Bed Bath & Beyond Inc. (BBBY) reports preliminary financial results for the quarter ended 2012-08-31.
Bed Bath & Beyond Inc.’s analysis versus peers uses the following peer-set: TJX Cos. (TJX), Macy’s Inc. (M), Williams-Sonoma Inc. (WSM), Pier 1 Imports Inc. (PIR), Shimachu Co. Ltd. (8184-JP), Siam Global House PCL (GLOBAL-TH), Kirkland’s Inc. (KIRK), easyhome Ltd. (EH) and Sunday Co. Ltd. (7450-JP). The table below shows the preliminary results along with the recent trend for revenues, net income and returns.
|Quarterly (USD million)||2012-08-31||2012-05-31||2012-02-29||2011-11-30||2011-08-31|
|Revenue Growth %||16.9||(18.8)||16.6||1.3||9.7|
|Net Income Growth %||8.5||(41.1)||53.6||(0.4)||27.0|
|Net Margin %||8.7||9.3||12.8||9.8||9.9|
|ROE % (Annualized)||23.0||21.2||35.9||23.4||23.4|
|ROA % (Annualized)||15.0||14.3||24.3||15.8||15.9|
Bed Bath & Beyond Inc.’s current Price/Book of 3.6 is about median in its peer group. BBBY-US’s operating performance is higher than the median of its chosen peers (ROE of 25.8% compared to the peer median ROE of 17.0%) but the market does not seem to expect higher growth relative to peers (PE of 14.0 compared to peer median of 12.4) but simply to maintain its relatively high rates of return.
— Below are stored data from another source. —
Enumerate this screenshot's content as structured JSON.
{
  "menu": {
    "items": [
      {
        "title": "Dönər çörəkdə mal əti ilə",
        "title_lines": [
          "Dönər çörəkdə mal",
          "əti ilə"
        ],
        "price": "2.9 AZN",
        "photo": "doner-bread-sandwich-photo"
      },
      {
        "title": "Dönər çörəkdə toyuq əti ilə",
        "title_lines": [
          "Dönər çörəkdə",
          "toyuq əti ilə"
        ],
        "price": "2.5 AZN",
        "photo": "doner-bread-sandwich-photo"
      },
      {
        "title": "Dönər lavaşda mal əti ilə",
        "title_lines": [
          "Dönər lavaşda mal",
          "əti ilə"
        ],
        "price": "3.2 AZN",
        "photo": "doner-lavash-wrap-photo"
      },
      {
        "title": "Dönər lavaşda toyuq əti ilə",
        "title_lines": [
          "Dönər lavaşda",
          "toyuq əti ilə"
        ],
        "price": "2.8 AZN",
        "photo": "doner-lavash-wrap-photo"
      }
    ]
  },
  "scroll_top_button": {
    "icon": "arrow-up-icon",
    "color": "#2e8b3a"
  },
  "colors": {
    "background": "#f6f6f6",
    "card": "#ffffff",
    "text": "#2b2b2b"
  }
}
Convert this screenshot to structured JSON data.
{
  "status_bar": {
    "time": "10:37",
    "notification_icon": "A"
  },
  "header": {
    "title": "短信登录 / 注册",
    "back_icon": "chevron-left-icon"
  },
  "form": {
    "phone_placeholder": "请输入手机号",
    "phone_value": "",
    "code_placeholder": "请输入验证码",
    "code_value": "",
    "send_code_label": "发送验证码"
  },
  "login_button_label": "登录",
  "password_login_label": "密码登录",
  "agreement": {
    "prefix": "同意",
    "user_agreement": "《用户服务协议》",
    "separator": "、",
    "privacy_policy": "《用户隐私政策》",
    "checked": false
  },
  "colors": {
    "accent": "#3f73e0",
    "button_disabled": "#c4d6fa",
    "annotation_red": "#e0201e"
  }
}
The company attempts to achieve high profit margins (currently 10.2% vs. peer median of 5.5%) through differentiated products. It currently operates with peer median asset turns of 1.7x. BBBY-US’s net margin is similar to last year’s high of 10.4%, which compares to a low of 5.9% in 2009.
Growth in BBBY-US’s revenues and earnings have been in-line with its chosen peers (annual revenue growth of 8.5% and earnings growth of 25.0% respectively). Its top-line performance seems to imply ‘more of the same’ for earnings. BBBY-US is currently converting every 1% of change in revenue into 3.0% change in annual reported earnings.
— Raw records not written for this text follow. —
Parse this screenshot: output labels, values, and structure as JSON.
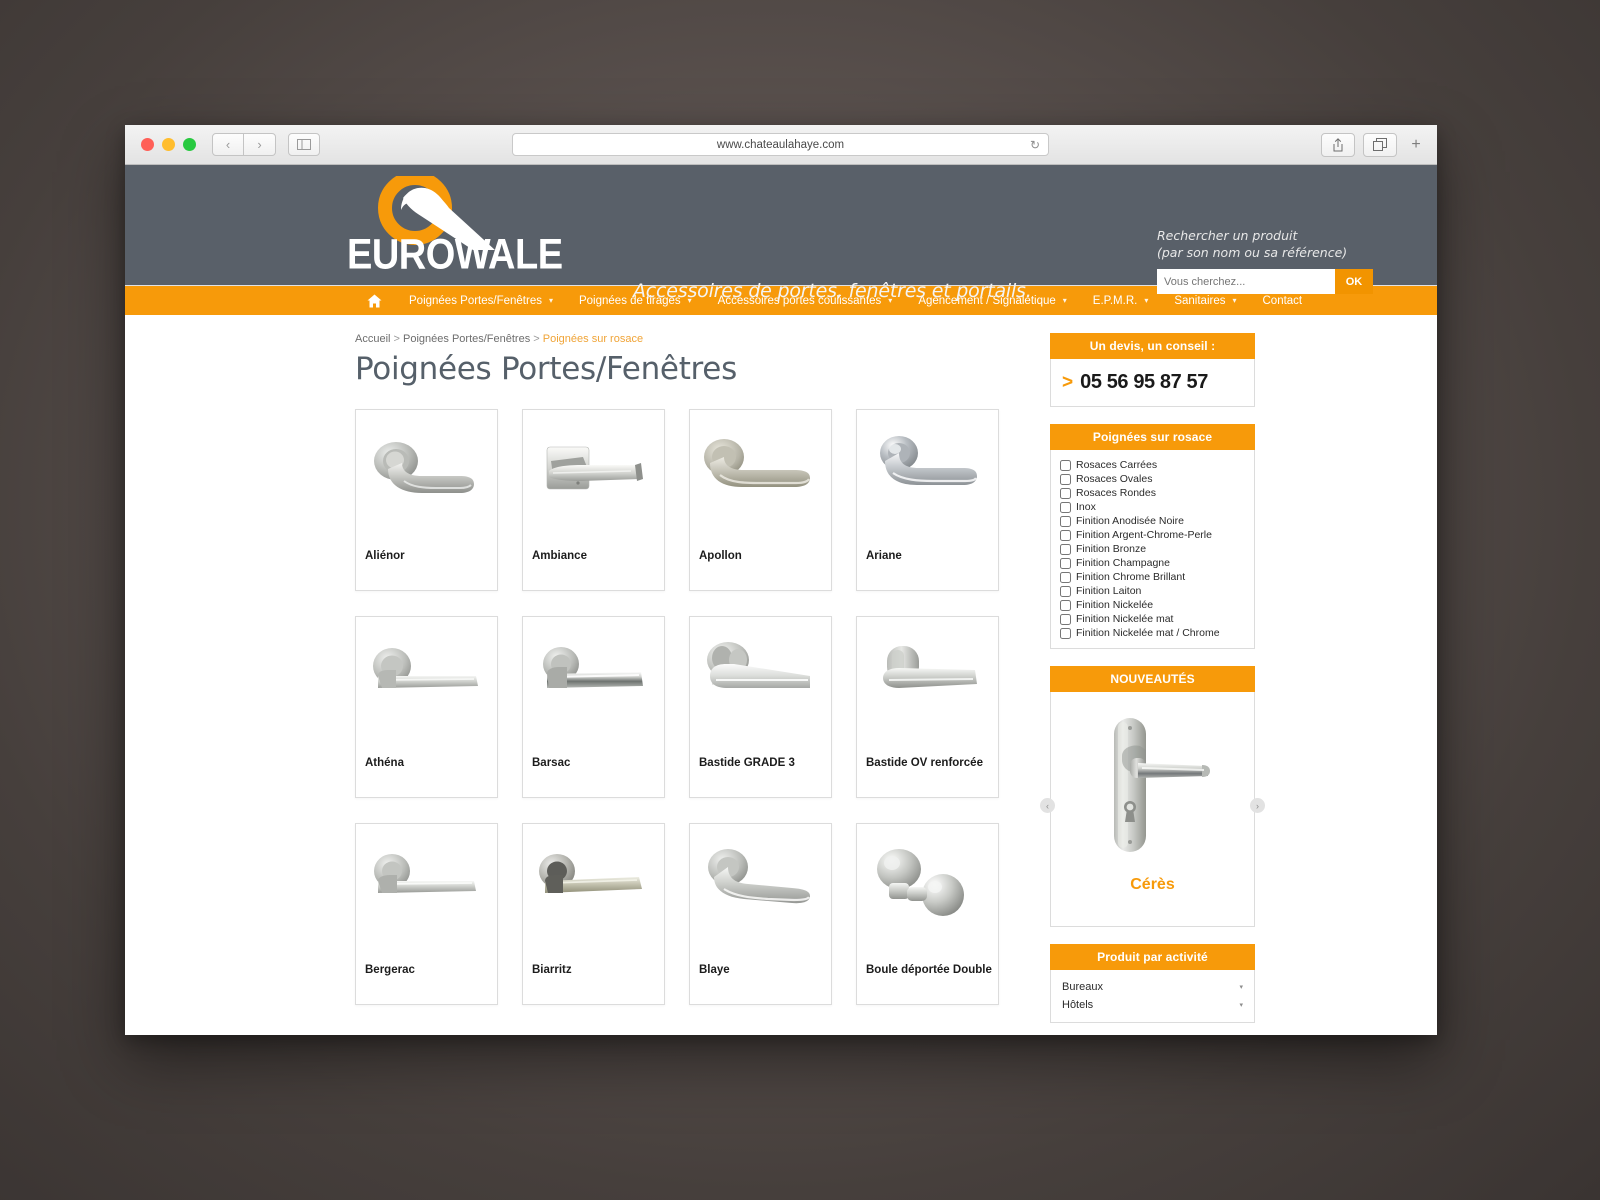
{
  "browser": {
    "url": "www.chateaulahaye.com",
    "back_label": "‹",
    "forward_label": "›",
    "reload_label": "↻",
    "new_tab_label": "+"
  },
  "header": {
    "logo_text": "EUROWALE",
    "tagline": "Accessoires de portes, fenêtres et portails.",
    "search_line1": "Rechercher un produit",
    "search_line2": "(par son nom ou sa référence)",
    "search_placeholder": "Vous cherchez...",
    "search_button": "OK"
  },
  "nav": {
    "items": [
      {
        "label": "Poignées Portes/Fenêtres",
        "caret": "▾"
      },
      {
        "label": "Poignées de tirages",
        "caret": "▾"
      },
      {
        "label": "Accessoires portes coulissantes",
        "caret": "▾"
      },
      {
        "label": "Agencement / Signalétique",
        "caret": "▾"
      },
      {
        "label": "E.P.M.R.",
        "caret": "▾"
      },
      {
        "label": "Sanitaires",
        "caret": "▾"
      },
      {
        "label": "Contact",
        "caret": ""
      }
    ]
  },
  "breadcrumb": {
    "home": "Accueil",
    "sep": ">",
    "level2": "Poignées Portes/Fenêtres",
    "current": "Poignées sur rosace"
  },
  "page": {
    "title": "Poignées Portes/Fenêtres"
  },
  "products": [
    {
      "name": "Aliénor",
      "style": "round-rose-curved"
    },
    {
      "name": "Ambiance",
      "style": "square-rose-flat"
    },
    {
      "name": "Apollon",
      "style": "round-rose-arc"
    },
    {
      "name": "Ariane",
      "style": "round-rose-chrome"
    },
    {
      "name": "Athéna",
      "style": "round-rose-straight"
    },
    {
      "name": "Barsac",
      "style": "round-rose-tube"
    },
    {
      "name": "Bastide GRADE 3",
      "style": "round-rose-angled"
    },
    {
      "name": "Bastide OV renforcée",
      "style": "oval-rose-tall"
    },
    {
      "name": "Bergerac",
      "style": "round-rose-slim"
    },
    {
      "name": "Biarritz",
      "style": "round-rose-dark"
    },
    {
      "name": "Blaye",
      "style": "round-rose-wave"
    },
    {
      "name": "Boule déportée Double",
      "style": "double-knob"
    }
  ],
  "sidebar": {
    "devis": {
      "title": "Un devis, un conseil :",
      "arrow": ">",
      "phone": "05 56 95 87 57"
    },
    "filters": {
      "title": "Poignées sur rosace",
      "items": [
        "Rosaces Carrées",
        "Rosaces Ovales",
        "Rosaces Rondes",
        "Inox",
        "Finition Anodisée Noire",
        "Finition Argent-Chrome-Perle",
        "Finition Bronze",
        "Finition Champagne",
        "Finition Chrome Brillant",
        "Finition Laiton",
        "Finition Nickelée",
        "Finition Nickelée mat",
        "Finition Nickelée mat / Chrome"
      ]
    },
    "nouveautes": {
      "title": "NOUVEAUTÉS",
      "item_name": "Cérès",
      "prev": "‹",
      "next": "›"
    },
    "activite": {
      "title": "Produit par activité",
      "options": [
        "Bureaux",
        "Hôtels"
      ],
      "tri": "▾"
    }
  },
  "colors": {
    "header_bg": "#596069",
    "accent_orange": "#f79a0a",
    "title_gray": "#56606a"
  }
}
BBBY-US’s return on assets is above its peer median both in the current period (17.1% vs. peer median 7.6%) and also over the past five years (14.0% vs. peer median 5.6%). This performance suggests that the company’s relatively high operating returns are sustainable.
The company’s gross margin of 42.2% is around peer median suggesting that BBBY-US’s operations do not benefit from any differentiating pricing advantage. However, BBBY-US’s pre-tax margin is more than the peer median (16.1% compared to 8.5%) suggesting relatively tight control on operating costs.
Growth & Investment Strategy
While BBBY-US’s revenues have grown faster than the peer median (9.6% vs. 5.0% respectively for the past three years), the market gives the stock an about peer median PE ratio of 14.0. This suggests that the market has some questions about the company’s long-term strategy.
BBBY-US’s annualized rate of change in capital of 9.3% over the past three years is higher than its peer median of 6.1%. This investment has generated an above peer median return on capital of 21.4% averaged over the same three years. Evidently, the relatively high capital investment was successful given the the relatively strong growth in its returns.
BBBY-US has reported relatively strong net income margin for the last twelve months (10.2% vs. peer median of 5.5%). This margin performance combined with relatively low accruals (2.0% vs. peer median of 3.6%) suggests possible aggressive accounting and an overstatement of its reported net income.
BBBY-US’s accruals over the last twelve months are around zero. However, this modestly positive level is also less than the peer median which suggests some amount of building of reserves.